Данная статья представляет результаты междисциплинарного исследования в приграничных регионах России, предметом которого выступали ментальные репрезентации носителей религиозности и ее содержательных характеристик в общественном сознании населения. Под ментальными репрезентациями авторы, вслед за когнитологами, понимают процесс и результат отражения в сознании индивида или группы реального (или вымышленного) мира. Этот результат может иметь вербальные и невербальные, конкретные и символические формы и представляет собой субъективное описание и изображение опыта в виде некоторой структурированной и упрощенной модели, используемой для оценки себя, окружающих людей, событий или явлений. При этом, с учетом современного состояния репрезентализма как научной парадигмы, предполагается, что ментальные репрезентации, будучи связаны с реальностью, лишь частично отражают реальные характеристики реального мира (в случае с религиозностью — таких объективных характеристик вовсе не существует, они являются предметом научных дискуссий) и находятся под сильным влиянием субъективных факторов, включая ассоциируемые с репрезентируемым объектом субъективными значениями и личностными смыслами (Кубрякова, Демьянков, 2007). Ментальные репрезентации являются единицами, «кирпичиками», из которых формируются «образы мира» и его отдельные сегменты и пространства. В рамках исследования выдвигались гипотезы о возможностях выявления ключевых оснований для категоризации образов носителей религиозности в зависимости от ее выраженности и специфики их оценивания в регионах с различным национальным составом населения. Новизна исследования заключалась в выборе ракурса изучения религиозности сквозь призму ментальных образов, хранящихся в сознании населения, описании их содержания и оснований для сравнения, что позволило глубже взглянуть на вопросы восприятия веры и верующих, социальных стереотипов и представлений с учетом современных социальных реалий.
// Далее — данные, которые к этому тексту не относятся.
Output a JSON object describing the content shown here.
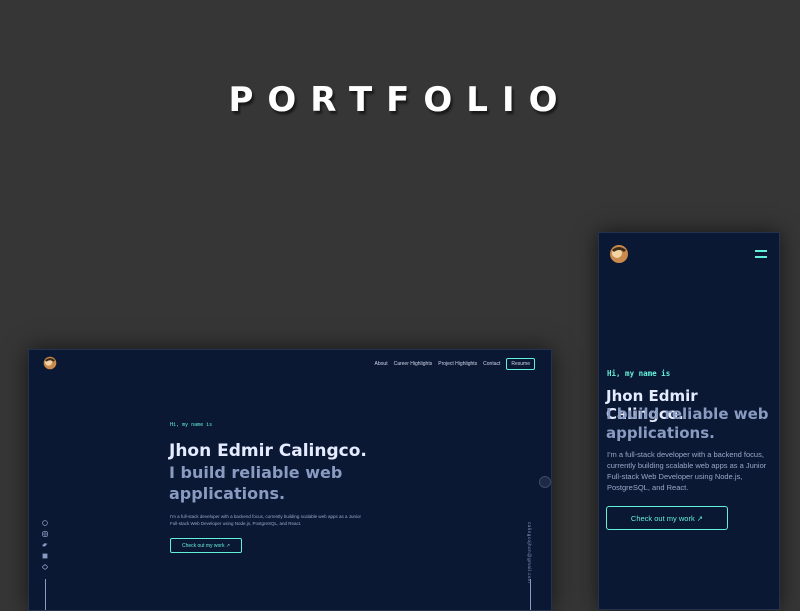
{
  "headline": "PORTFOLIO",
  "colors": {
    "accent": "#64f0d8",
    "navy": "#0b1834",
    "slate": "#8a9bc2",
    "bg": "#363636"
  },
  "desktop": {
    "nav": [
      "About",
      "Career Highlights",
      "Project Highlights",
      "Contact"
    ],
    "resume": "Resume",
    "greeting": "Hi, my name is",
    "name": "Jhon Edmir Calingco.",
    "tagline": "I build reliable web applications.",
    "description": "I'm a full-stack developer with a backend focus, currently building scalable web apps as a Junior Full-stack Web Developer using Node.js, PostgreSQL, and React.",
    "cta": "Check out my work ↗",
    "email": "calingcojhon@gmail.com",
    "social_icons": [
      "github-icon",
      "instagram-icon",
      "twitter-icon",
      "linkedin-icon",
      "codepen-icon"
    ]
  },
  "mobile": {
    "greeting": "Hi, my name is",
    "name": "Jhon Edmir Calingco.",
    "tagline": "I build reliable web applications.",
    "description": "I'm a full-stack developer with a backend focus, currently building scalable web apps as a Junior Full-stack Web Developer using Node.js, PostgreSQL, and React.",
    "cta": "Check out my work ↗"
  }
}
Методологические основы исследования

Для изучения ментальных репрезентаций религиозности требовалась особая методологическая оптика, позволяющая, с одной стороны, описать авто-, гетеро- и мета-стереотипы различных групп (верующих и неверующих), с другой — выявить особенности их мировосприятия, мышления и сознания, т.е. описать присущую разным группам картину мира, ментального образа реальности.

Одним из наиболее перспективных методологических подходов, позволяющих решать такого рода задачи, являлась экспериментальная психосемантика, синтезировавшая теорию личностных конструктов (Келли, 1970), в особенности ее центральную, ценностную составляющую (Horley, 2012) и методы семантического дифференциала (Osgood, 1964, Heise, 1970) для построения многомерных

семантических пространств как операциональных моделей категориальных структур создания образов и картин мира (Митина, Петренко, 2018). Теоретическим фундаментом психосемантического подхода являются конструктивистские теории в психологии и социальных науках (Pollack, 1998; Raskin, 2002), положения культурно-исторической психологии Л. С. Выготского и психологическая теория деятельности А. Н. Леонтьева, из которых заимствованы важнейшие категории исследования сознания, такие как значение, личностный смысл, эмоциональная окраска, субъектность, закономерности генезиса и развития значений в индивидуальном и общественном сознании, «обобщенных образов действий», их взаимосвязи и взаимообусловленность (Петренко, 2005).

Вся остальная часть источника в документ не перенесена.